Investment Recommendation#
For Classical Chinese Parsing Project:
Score: 4/10 - Not recommended as primary platform
Rationale:
- High adaptation effort (6-12 months)
- Better alternatives exist (Jiayan, custom solution)
- GPL licensing complications for commercial use
- Classical Chinese not a priority for maintainers
- Transformer models likely better long-term bet
Alternative Strategy:
- Use CoreNLP as reference architecture (learn from their design)

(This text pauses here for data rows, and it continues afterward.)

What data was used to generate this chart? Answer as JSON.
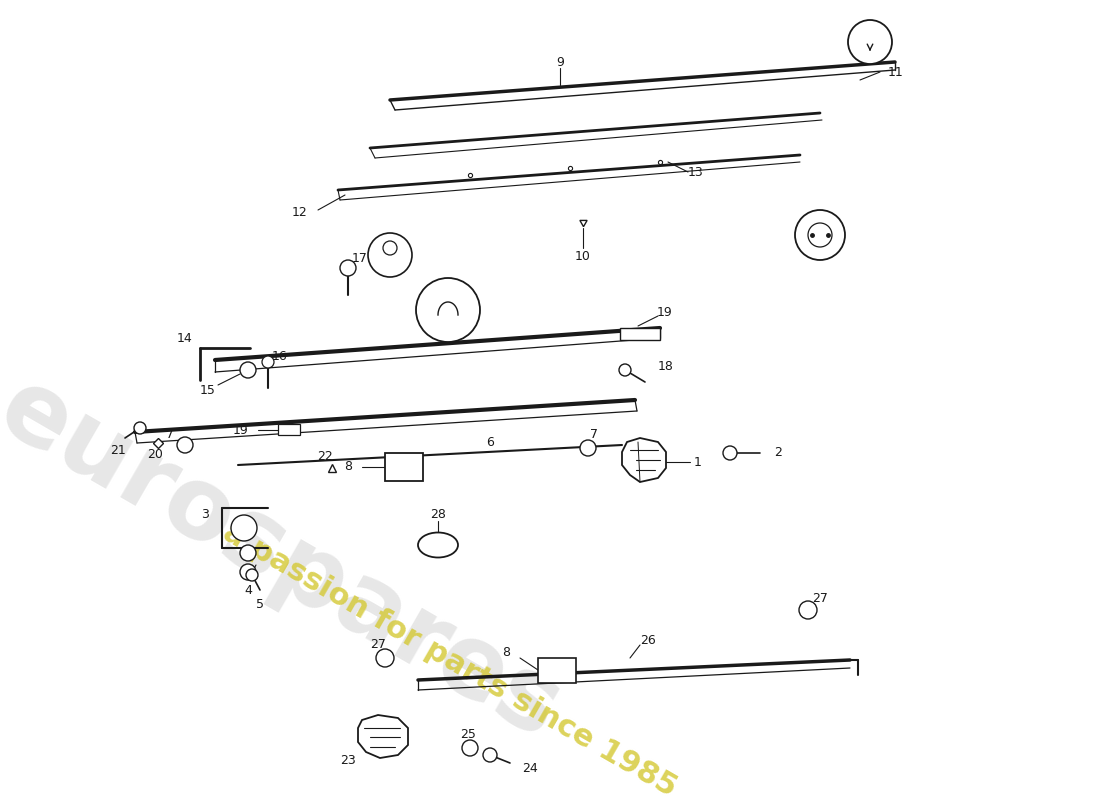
{
  "bg_color": "#ffffff",
  "line_color": "#1a1a1a",
  "watermark_color": "#d0d0d0",
  "watermark_yellow": "#d4c832",
  "figsize": [
    11.0,
    8.0
  ],
  "dpi": 100
}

- Borrow algorithms and training procedures
- Build lighter, Python-native Classical Chinese parser
- Consider transformer approach (BERT fine-tuning) instead
When CoreNLP Makes Sense:
- You already use it for modern Chinese (add Classical as extension)
- Academic project (GPL not an issue)
- Have Stanford partnership or collaboration
Bottom Line: CoreNLP is excellent for what it does (modern Chinese), but not the right foundation for Classical Chinese NLP. Learn from it, but don’t build on it.